My mare despises being patted, only long strokes will do. And if you make too much eye contact with her while lunging, it's cause for squealing and bolting and changing directions. But then I have to add in the extra variable of what the voices are telling her that day. I know that she is the one who has to get over a lot of issues, but if she doesn't like drooly kisses, then so be it. We're all different.

Tally was speaking loudly and clearly. Bill was clueless.

Heidi the Hick said...

This is all sinking in very slowly for me... having finally been able to spend time with my horses every day, after so many years of weekends-only, I'm thinking a lot about how I handle them, how I relate to them physically.

I"ve dealt with a wild yearling situation. I was about 11. I sat on the cement trough in her stall for hours waiting for her to get hungry enough to reach for the hay. Of course I had to reach out and touch her and of course she backed off. But y'know, I was a kid and had zero self control. I guess some of us take longer to learn those lessons.

The thing is, now I am just way too old for that stuff. I almost can't even listen to stories about it. However I am reading this anxiously and with huge interest...

gtyyup said...

It really had to be tough working and having to see that, and not say anything. My tongue would have been bitten in half!

mugwump said...

Th thing is, this family had owned horses for years.
They were firm believers in the spirituality of the horses and the strength of their individuality.
They were mistaking their own sense of spirituality with the horses.
This is a very dangerous track to follow.
I was just as clueless when I started with horses. I met a few good horses, a few good adults, got a healthy dose of reality and was sheltered by sheer dumb luck.

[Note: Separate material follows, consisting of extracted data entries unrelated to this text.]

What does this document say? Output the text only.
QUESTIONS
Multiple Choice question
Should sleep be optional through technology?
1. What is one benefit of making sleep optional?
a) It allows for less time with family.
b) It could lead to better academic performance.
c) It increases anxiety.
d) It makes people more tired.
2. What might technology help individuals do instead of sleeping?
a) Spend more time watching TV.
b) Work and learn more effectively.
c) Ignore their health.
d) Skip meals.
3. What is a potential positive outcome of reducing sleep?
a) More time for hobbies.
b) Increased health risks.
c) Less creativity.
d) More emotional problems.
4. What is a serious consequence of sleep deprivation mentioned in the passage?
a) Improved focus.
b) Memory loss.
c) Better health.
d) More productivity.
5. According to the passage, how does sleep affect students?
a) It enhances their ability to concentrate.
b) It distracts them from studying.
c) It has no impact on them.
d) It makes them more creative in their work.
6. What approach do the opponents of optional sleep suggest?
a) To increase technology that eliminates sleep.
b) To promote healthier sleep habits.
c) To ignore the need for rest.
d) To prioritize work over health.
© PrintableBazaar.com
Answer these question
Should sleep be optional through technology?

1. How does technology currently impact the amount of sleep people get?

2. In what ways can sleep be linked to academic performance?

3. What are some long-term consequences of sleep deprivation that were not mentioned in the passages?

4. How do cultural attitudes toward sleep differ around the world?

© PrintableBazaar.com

mommyrides-Bill wasn't a kid.He was in his late 20's or early 30's while this was going on.

TalkTeke said...

If I were you, I don't know what would anger me more: Bill's clueless approach to Tally or the poor handling that led to Cupcake.

Right now I'm having a problem with my pushy 2 y/o. She is a very dominant filly, got spoiled in her boarded situation (she was the only cute foal). She got spoiled by other boarders and their friends and family, even though I asked for them to not touch or feed her. And now she is home with me and I cannot really get after her because I am 6 months preggers and not as fast or agile as I used to be. I'll have to send her to the trainer. Luckily I just found one that is similar views to me and suggested 2 weeks to work on ground manners and teach lounging. EXACTLY what I was thinking! But annoying I have to send her out!

I would try Mugwump Methods if I was able. Do some experimenting. Oh, well.

AngelsGrace said...

seriously....when are we gonna get a book out of you?!?!?!